Perhaps this will contribute to your already ample research on the topic of stimulating user conversations. "Have you ever noticed that the architecture of Leverett Towers is clearly projectile and phallic whereas Claverly Hall is mammary?" "Have you ever noticed that the words 'gender issue' sound a lot like 'genital tissue?"' Usually at this point, someone decides that it would be a real good idea to break out the Air Supply album.

But this research is after all, personal and subjective. Grinspoon, by necessity, aims for generalizations. Maribuana Reconsidered is a long book, equal parts history, biology and psyche, with a little bit of philosophical speculation thrown in for good measure. You might want to skip a few of the more boring chapters, particularly "From Plant to Intoxicant," which will only interest the most finicky connoisseurs.

More compelling are the case studies from history and literature presented in "Acute Intoxication-Literary Reports." Grinspoon includes everything from Theophile de Gaultier's observations of "a multitude of bodiless heads like cherubims, with such comical expressions" to Alan Ginsburg's musings on the benefits of snibidish, all vigorously footnoted.

"Acute Intoxication: Its Properties" is an unnecessary chapter.

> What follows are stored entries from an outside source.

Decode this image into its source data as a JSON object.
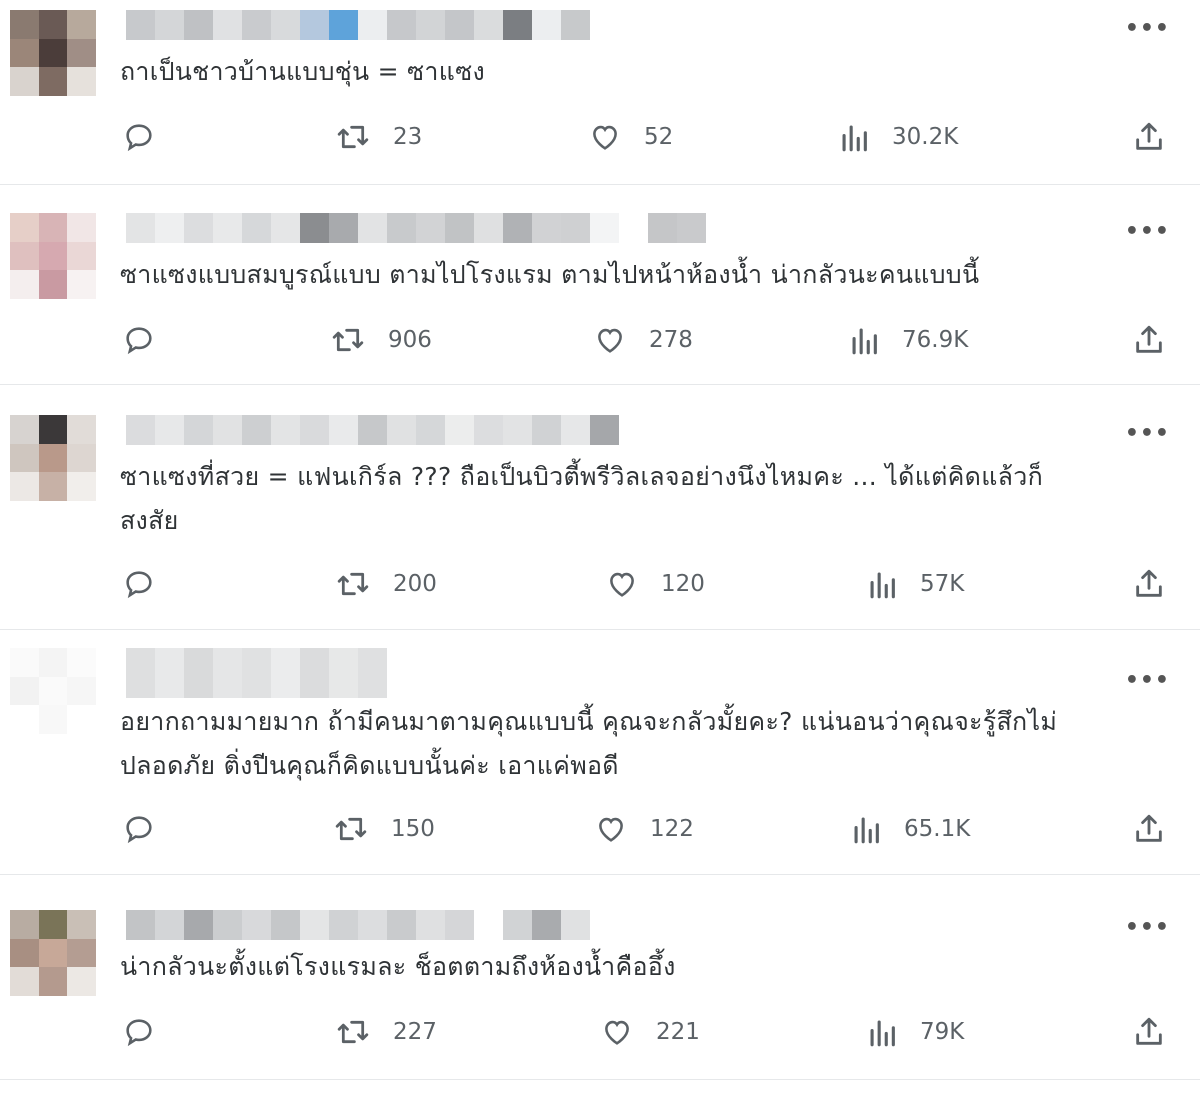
{
  "more_label": "•••",
  "replies": [
    {
      "text": "ถาเป็นชาวบ้านแบบชุ่น = ซาแซง",
      "retweets": "23",
      "likes": "52",
      "views": "30.2K"
    },
    {
      "text": "ซาแซงแบบสมบูรณ์แบบ ตามไปโรงแรม ตามไปหน้าห้องน้ำ น่ากลัวนะคนแบบนี้",
      "retweets": "906",
      "likes": "278",
      "views": "76.9K"
    },
    {
      "text_line1": "ซาแซงที่สวย = แฟนเกิร์ล ??? ถือเป็นบิวตี้พรีวิลเลจอย่างนึงไหมคะ ... ได้แต่คิดแล้วก็",
      "text_line2": "สงสัย",
      "retweets": "200",
      "likes": "120",
      "views": "57K"
    },
    {
      "text_line1": "อยากถามมายมาก ถ้ามีคนมาตามคุณแบบนี้ คุณจะกลัวมั้ยคะ? แน่นอนว่าคุณจะรู้สึกไม่",
      "text_line2": "ปลอดภัย ติ่งปีนคุณก็คิดแบบนั้นค่ะ เอาแค่พอดี",
      "retweets": "150",
      "likes": "122",
      "views": "65.1K"
    },
    {
      "text": "น่ากลัวนะตั้งแต่โรงแรมละ ช็อตตามถึงห้องน้ำคืออึ้ง",
      "retweets": "227",
      "likes": "221",
      "views": "79K"
    }
  ]
}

The drug's effects are well-known, well-documented, and often disconcertingly evident in our neighbors. One sensitive lad I know suffers from a sudden and inexplicable inclination toward flash photography while under the influence.

In a section discussing the motivations of the average user, Grinspoon makes some interesting correlations between the "intellectual" atmosphere of a college and the rate of drug use among its students--they're supposedly directly proportional.

Grinspoon's account of the drug's effects are both scarier and, somehow, more prosaic: "Micropsia and macropsia (or megaplosia) have been frequently reported [as well as] the sensation that [people and objects] are rushing toward [the user] at tremendous speed, increasing in size as they approach." He doesn't mention that this peculiar sensation can happen stone-cold-sober when trying to get an autograph at Disney World. I was seven. I was so excited. I walked right up to the Mouse and thrust a pen in his face. Suddenly, I heard a disconcertingly masculine voice emanating from the oversized plastic head, and it spoke to me. It spoke to me. And it said: "Look, kid, my hands are too big." Talk about sensory dissonance.

Unfortunately, much of the prose suffers from an acute seventies tinge. Describing the typical user's reaction, Grinspoon writes. marijuana "heightens (or so they assert) capacity to feel, to appreciate, to perceive, AND TO SHARE." The Brady undertones elude poor Grinspoon, but the subtext of 70s culture adds to the book's entertainment value. This increases with the level of THC in your system.